Just in case you doubt, there is research to show that veterinarians who get boarded in radiology are better at identifying things like pulmonary nodules. A recent research study, published in the April 15th JAVMA, quantified how much better. Experienced veterinary general practitioners and board-certified radiologists were shown 114 images in two different display modes (regular and inverted) and asked to interpret them at two separate points in time.

Detection accuracy for board-certified radiologists was significantly greater than that of veterinary general practitioners for both display modes. Near-perfect intra-observer agreement was detected between the 2 display modes for board-certified radiologists, whereas moderate to slight intraobserver agreement was detected for veterinary general practitioners.

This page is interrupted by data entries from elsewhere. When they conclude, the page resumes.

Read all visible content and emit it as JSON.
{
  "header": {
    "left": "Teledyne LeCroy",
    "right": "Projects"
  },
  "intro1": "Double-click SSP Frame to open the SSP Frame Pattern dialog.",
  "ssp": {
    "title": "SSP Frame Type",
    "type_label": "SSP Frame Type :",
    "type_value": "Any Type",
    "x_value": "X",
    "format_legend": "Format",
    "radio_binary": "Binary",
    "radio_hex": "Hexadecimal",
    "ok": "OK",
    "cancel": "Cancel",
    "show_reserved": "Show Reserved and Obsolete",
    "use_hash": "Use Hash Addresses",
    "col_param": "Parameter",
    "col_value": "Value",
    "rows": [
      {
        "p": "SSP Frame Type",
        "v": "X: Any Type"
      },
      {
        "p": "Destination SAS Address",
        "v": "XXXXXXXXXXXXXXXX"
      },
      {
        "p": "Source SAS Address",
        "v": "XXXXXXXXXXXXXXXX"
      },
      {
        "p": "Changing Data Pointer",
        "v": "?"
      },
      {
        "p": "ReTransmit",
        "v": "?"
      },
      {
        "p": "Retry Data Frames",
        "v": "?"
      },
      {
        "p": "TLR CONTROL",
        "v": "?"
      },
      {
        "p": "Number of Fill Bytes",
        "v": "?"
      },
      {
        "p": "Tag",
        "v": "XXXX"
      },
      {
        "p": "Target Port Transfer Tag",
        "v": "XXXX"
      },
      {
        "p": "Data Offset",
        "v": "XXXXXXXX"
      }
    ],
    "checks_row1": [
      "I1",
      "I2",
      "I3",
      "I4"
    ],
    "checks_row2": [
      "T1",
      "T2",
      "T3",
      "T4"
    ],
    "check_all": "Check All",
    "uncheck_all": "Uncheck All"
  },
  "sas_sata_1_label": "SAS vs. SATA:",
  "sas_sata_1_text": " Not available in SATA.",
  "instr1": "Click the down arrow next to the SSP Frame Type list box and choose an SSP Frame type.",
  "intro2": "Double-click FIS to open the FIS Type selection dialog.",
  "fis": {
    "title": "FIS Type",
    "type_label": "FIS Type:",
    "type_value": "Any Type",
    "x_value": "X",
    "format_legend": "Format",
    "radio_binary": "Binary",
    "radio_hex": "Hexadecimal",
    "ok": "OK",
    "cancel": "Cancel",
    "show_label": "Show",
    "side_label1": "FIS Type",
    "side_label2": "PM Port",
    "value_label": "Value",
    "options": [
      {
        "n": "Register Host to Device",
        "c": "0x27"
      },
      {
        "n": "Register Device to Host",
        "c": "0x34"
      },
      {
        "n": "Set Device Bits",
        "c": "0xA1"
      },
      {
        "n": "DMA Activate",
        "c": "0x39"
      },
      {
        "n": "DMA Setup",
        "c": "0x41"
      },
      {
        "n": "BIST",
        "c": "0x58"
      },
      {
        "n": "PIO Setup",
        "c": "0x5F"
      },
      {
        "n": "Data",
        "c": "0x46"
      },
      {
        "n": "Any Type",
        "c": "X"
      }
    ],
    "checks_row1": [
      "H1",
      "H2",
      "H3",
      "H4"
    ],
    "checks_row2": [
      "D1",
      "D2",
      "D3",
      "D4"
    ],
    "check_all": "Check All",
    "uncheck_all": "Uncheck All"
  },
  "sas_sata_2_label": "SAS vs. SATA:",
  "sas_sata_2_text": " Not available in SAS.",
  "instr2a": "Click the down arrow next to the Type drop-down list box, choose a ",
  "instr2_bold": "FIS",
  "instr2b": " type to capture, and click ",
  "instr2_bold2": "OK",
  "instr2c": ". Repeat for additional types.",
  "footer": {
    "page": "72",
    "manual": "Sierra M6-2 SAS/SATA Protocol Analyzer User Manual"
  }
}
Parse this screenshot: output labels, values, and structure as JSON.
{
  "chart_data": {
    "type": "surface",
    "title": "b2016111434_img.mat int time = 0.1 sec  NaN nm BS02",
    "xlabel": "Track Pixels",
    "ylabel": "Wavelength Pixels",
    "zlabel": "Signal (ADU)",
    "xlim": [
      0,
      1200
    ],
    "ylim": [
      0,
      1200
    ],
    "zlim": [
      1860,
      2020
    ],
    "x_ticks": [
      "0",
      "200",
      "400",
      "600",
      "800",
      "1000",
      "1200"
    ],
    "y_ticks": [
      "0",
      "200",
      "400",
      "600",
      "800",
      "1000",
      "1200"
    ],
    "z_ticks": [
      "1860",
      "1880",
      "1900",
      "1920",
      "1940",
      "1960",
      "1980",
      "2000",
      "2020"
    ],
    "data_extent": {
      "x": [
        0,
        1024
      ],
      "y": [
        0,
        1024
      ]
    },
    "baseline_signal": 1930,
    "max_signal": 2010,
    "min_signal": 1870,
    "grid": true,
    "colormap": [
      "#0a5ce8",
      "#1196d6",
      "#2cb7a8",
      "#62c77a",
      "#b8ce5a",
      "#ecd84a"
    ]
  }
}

In other words, not only were the generalists not as good at reading the films, they were less accurate, failing to agree with themselves the second time they interpreted the images.

This really shouldn’t make you want to doubt your generalist in most cases. After all, pulmonary nodules can be a tough case for anyone. Still, it should make you wonder, and perhaps even prompt you to ask your veterinarian: "Do you think a board-certified radiologists should take a look at those films?"